He cited creative differences as the reason for the departure. Miller wanted to do more as an artist and grew tired of the scene.
“I will say this for hardcore: Live, it’s pretty f***ing unstoppable. The energy is addictive,” Miller said. “But, the politics of being in a hardcore band and the scene, all the bull**** and baggage that comes with it is so obnoxious.”
Miller spent the next four years writing music, but he wasn’t proud of the results. He says his move to Brooklyn, N.Y. helped him creatively.
“I wrote a lot of horrible music between ’04 and ’08,” Miller said. “When I got to Brooklyn in March of ’08, that was a shift. I feel like I sort of broke through a wall that I had been smashing my head against for a while. I was finally making music that I at least thought deserved to exist.”
Miller set tracks, but he needed a female vocalist to complete his vision. At the time, Miller was having trouble playing his music to potential vocalists. Most of the women he approached thought he was hitting on them, until he met singer Alexis Krauss.
“I think it’s a testament to Alexis as a person,” Miller said. “She’s not a cynic by any stretch of the imagination, and I think that’s a defining characteristic of a lot of the girls I was talking to. They just assumed I had ulterior motives.”

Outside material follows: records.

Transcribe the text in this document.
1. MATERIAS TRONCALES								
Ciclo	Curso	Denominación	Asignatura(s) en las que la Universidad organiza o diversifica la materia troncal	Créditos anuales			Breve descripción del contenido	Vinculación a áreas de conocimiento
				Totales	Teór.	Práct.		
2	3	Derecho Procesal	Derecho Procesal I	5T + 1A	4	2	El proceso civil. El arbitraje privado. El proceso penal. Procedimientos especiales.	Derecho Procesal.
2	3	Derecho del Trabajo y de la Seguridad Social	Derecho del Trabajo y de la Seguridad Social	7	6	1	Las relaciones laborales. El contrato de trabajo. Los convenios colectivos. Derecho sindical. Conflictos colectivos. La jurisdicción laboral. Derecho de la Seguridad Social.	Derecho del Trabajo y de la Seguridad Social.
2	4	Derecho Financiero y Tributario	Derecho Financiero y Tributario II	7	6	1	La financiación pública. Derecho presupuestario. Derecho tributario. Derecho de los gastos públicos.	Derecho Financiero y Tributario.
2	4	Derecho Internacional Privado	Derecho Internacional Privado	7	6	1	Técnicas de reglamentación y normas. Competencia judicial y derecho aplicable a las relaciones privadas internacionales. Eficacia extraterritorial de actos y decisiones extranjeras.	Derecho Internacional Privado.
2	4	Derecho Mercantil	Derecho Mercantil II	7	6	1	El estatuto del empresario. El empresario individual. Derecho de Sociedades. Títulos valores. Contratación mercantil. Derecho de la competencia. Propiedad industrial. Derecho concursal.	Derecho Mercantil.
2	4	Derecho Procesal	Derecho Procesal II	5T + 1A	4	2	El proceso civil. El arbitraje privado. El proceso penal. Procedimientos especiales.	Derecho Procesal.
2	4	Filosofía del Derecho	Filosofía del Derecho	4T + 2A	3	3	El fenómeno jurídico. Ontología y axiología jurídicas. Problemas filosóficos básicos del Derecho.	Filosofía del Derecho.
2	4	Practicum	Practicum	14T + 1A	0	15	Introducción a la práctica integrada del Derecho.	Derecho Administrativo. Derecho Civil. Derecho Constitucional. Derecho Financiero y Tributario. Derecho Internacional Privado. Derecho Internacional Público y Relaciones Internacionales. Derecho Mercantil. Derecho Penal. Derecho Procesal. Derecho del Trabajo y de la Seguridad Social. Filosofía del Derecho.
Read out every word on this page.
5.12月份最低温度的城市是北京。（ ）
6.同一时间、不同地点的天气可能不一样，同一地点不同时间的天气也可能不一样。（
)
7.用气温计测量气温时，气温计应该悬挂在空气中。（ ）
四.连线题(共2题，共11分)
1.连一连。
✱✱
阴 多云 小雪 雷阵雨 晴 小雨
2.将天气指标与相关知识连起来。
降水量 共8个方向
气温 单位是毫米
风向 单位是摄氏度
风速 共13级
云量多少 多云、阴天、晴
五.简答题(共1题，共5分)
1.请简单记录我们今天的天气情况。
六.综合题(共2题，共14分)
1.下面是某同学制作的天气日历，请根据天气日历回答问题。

Miller was working at a restaurant and served Krauss and her mother, who offered up Krauss as a vocalist when Miller told them about his music plans. Soon after, Sleigh Bells formed.
“She gave me her information and we met up in a park,” he said. “We just sat down with a laptop, put some headphones on and I was like, ‘Check it out.’ It was nerve wracking, you know, because most people don’t want to be judged. But whatever, that’s the only way to do it.”
With Krauss on board, Miller could put the finishing touches on his noise-pop tracks, which blends metal, electronic and pop – genres he couldn’t experiment with during his Poison the Well days.
“Hardcore music is pretty much like a cage and it’s not a part of critical discussion, it’s creatively suffocating,” he said. “Fans and critics, they don’t respond to change really well. Whereas … it’s almost expected of [Sleigh Bells], which is fantastic … It just gives you license to do whatever you want without losing your fan base or falling out of favor.”
Sleigh Bells released its debut album, Treats, in 2010. The band got a push from musician M.I.A. when it signed to her label, N.E.E.T. Recordings. Being attached to M.I.A. helped, but it was the combination of heavy guitars and beats with Krauss’ soft and sweet vocals that propelled the band. Now signed to Mom + Pop, Miller and Krauss released their second album, Reign of Terror, in February of this year.
For Miller, the title is literal, referring to a particularly difficult time of his life. While everything seemed to be going in the right direction for Sleigh Bells, Miller’s personal life was in pieces. In 2009, his father died in a motorcycle accident. When the band released Treats and hit the road, his mother was diagnosed with cancer (she is now in remission). Reign of Terror is Miller’s way of tackling his personal traumas.
“It’s a massive outlet for me,” Miller said about coping with the tragedies. “It’s a lot of pressure, being able to get that stuff off my chest.”
There’s an audible darkness to these songs, compared to the cheerleader-esque chants and beats prevalent in Treats. While Reign of Terror is still just as loud, there’s a maturity to it, not only with the lyrics, but Krauss’ delivery. While Treats had quirks such as giggles and high-pitched screams, Krauss is more thoughtful and whimsical on Reign of Terror, a complement to Miller’s dark lyrics.
“Once I met [Alexis], I realized sonically, [the music] could be as punishing as I wanted,” Miller said. “There was never a danger of veering it into chest-beating, macho, testosterone-driven area because no matter how heavy it is, she’s this calming voice that hits right in the center of it.”
And it’s that calming voice that balances lyrics like Don’t you know/He’s never coming back again, in “Leader of the Pack,” and Heard you say suicide in your sleep/Just get on with it you were born to lose, in “Born to Lose.”
With the deep and personal subject matter embedded in his lyrics, how does Miller manage to relive these events each night on stage? For him, it’s not as hard as it appears.
“If I have to sing the lyrics, yeah, it would make me feel really uncomfortable. But there’s a detachment because Alexis sings the songs,” he said. “I feel like a lot of the time, she’s addressing me directly, one on one, even though I’ve written it. It’s almost comforting, you know? It’s a massive outlet for me.”
The deep material on Reign of Terror doesn’t interfere with the band’s live shows, which Miller describes as a “sensory overload.”
“I just hope we make people feel really good. We just have simple, unpretentious goals where the live show’s concerned.”